Mr. Ewing. I will state to the Court further that it has already received testimony as explanatory of the presence of Booth in Charles County, of his avowed object in going there,—testimony to which the Judge Advocate made no objection, and which he must have then regarded as relevant. This testimony is clearly to that point of explanation of Booth’s visit in Lower Maryland, as well as an explanation of the alleged conversation with Mudd in January.

Assistant Judge Advocate Bingham. The difference is this: The defence attempted to prove negotiations in Charles County, and we thought we would not object to that; but this is another thing altogether. It is an attempt to prove a talk, irrespective of time or place or any thing else.

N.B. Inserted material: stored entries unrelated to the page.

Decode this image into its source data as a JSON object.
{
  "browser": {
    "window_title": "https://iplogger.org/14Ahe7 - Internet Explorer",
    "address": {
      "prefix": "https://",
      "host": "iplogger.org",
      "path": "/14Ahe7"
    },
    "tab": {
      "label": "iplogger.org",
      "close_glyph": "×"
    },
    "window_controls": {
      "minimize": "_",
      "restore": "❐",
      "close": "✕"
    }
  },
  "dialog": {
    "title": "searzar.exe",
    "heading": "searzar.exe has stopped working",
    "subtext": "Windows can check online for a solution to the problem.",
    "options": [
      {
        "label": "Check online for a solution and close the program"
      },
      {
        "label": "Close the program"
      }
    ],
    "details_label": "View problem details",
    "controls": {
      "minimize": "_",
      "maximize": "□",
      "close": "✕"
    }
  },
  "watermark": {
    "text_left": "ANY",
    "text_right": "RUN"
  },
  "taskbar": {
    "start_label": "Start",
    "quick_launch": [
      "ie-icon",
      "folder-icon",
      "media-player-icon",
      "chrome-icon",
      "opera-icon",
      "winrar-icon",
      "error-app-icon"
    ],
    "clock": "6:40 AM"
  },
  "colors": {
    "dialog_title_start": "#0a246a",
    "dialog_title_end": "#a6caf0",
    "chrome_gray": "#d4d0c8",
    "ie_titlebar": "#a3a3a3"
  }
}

The Commission sustained the objection.

By Mr. Ewing:
Q. Do you know any thing of the visit made by Booth into Charles County last fall?

A. He told me—

Assistant Judge Advocate Bingham objected to the witness giving the declarations of Booth.

The Witness. I have never known Booth to go there.

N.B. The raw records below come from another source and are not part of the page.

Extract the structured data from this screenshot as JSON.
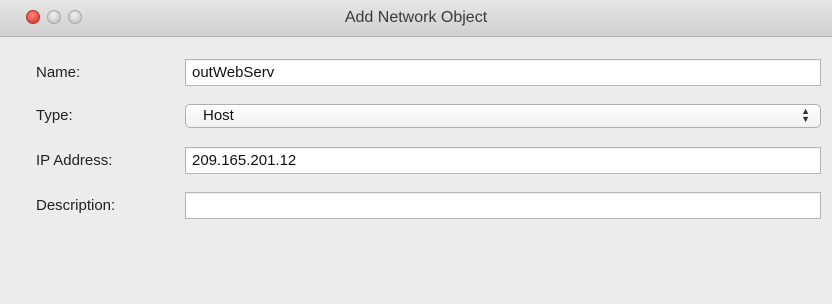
{
  "window": {
    "title": "Add Network Object"
  },
  "form": {
    "name_label": "Name:",
    "name_value": "outWebServ",
    "type_label": "Type:",
    "type_value": "Host",
    "ip_label": "IP Address:",
    "ip_value": "209.165.201.12",
    "description_label": "Description:",
    "description_value": ""
  },
  "icons": {
    "close": "close-icon",
    "minimize": "minimize-icon",
    "zoom": "zoom-icon",
    "select_arrows": "up-down-chevron-icon"
  },
  "colors": {
    "close_button": "#e0443a",
    "window_background": "#ececec"
  }
}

Q. [By Mr. Ewing.] Have you ever heard Booth say what the purpose of any visit which he may have made last fall to Charles County was?
Assistant Judge Advocate Bingham renewed his objection.

The Commission sustained the objection.

Q. [By Mr. Ewing.] Do you know John McCullough, the actor?

A. Yes, sir.

Q. Do you know whether or not he was in the city of Washington on the 2d of April last?

A. I do not.

Q. Do you know where he was then?
A. No, sir.
By Mr. Cox:
Q. Did you send a notice of the President’s intended visit that evening to the theatre to the “Evening Star”?

A. Yes, sir.

Q. Do you remember whether that notice announced that General Grant was to be there with him?

A. Yes, sir.

By Mr. Aiken:
Q. At what time in the afternoon did you send that notice?

A. I sent it about twelve o’clock in the morning, as near as I can recollect.

By Assistant Judge Advocate Burnett:
Q. In whose handwriting was that notice?

A. In my handwriting.

Q. Did you write it?

A. Yes, sir.

Q. About what time did the edition containing that notice first appear?

A. About two o’clock, I should think.

By Mr. Aiken:
Q. I understand you to say that you sent that notice to the “Star” office before you met Booth coming up E Street towards Eleventh?

A. Yes, sir.

Q. Was any one in company with Booth?

A. No, sir.

Q. Did you have any conversation with Booth that day?

A. I had no conversation with him: I merely spoke to him and asked—

Assistant Judge Advocate Bingham. You need not state any thing about it.
Q. [By Mr. Aiken.] Did you know John H. Surratt?

A. No, sir.

Q. [Exhibiting to the witness a photograph of John H. Surratt.] Did you see a person of that description about the theatre that day?

A. No, sir: I never remember seeing him.

Q. At what time did John McCullough, the actor, leave the city?

A. He left when Mr. Forrest left. I believe that was the fourth week in January.

Q. Was he to play an engagement with him?

A. Yes, sir.

Q. Did Mr. McCullough return to this city in company with Mr. Forrest, on the first of March?

A. He did, on Mr. Forrest’s last engagement. I do not know what time that was.

Q. Was it before the 1st of April?

A. I think it was.

Q. On what night was it that they played the “Apostate”?

A. It was on Saturday night.

Q. Do you know, of your own knowledge, whether McCullough had left the city or not, before the 1st of April?

A. I do not.

Q. What time did Mr. Forrest leave?

A. I do not recollect the time of his last engagement; but he left after his engagement was over.

Q. Have you the means at the theatre of verifying the facts as to when Mr. Forrest and Mr. McCullough did leave?

A. I have the means of verifying when Mr. Forrest left.

By Assistant Judge Advocate Burnett:
Q. Where did you write that notice? Where were you when you wrote it?

A. In the office.

Q. In the office that you ordinarily occupy?

A. Yes, sir; the ticket-office of the theatre.

Q. Who was present?

A. There was no one present when I wrote that.

Q. Had you had any consultation with any one about sending the notice to the papers?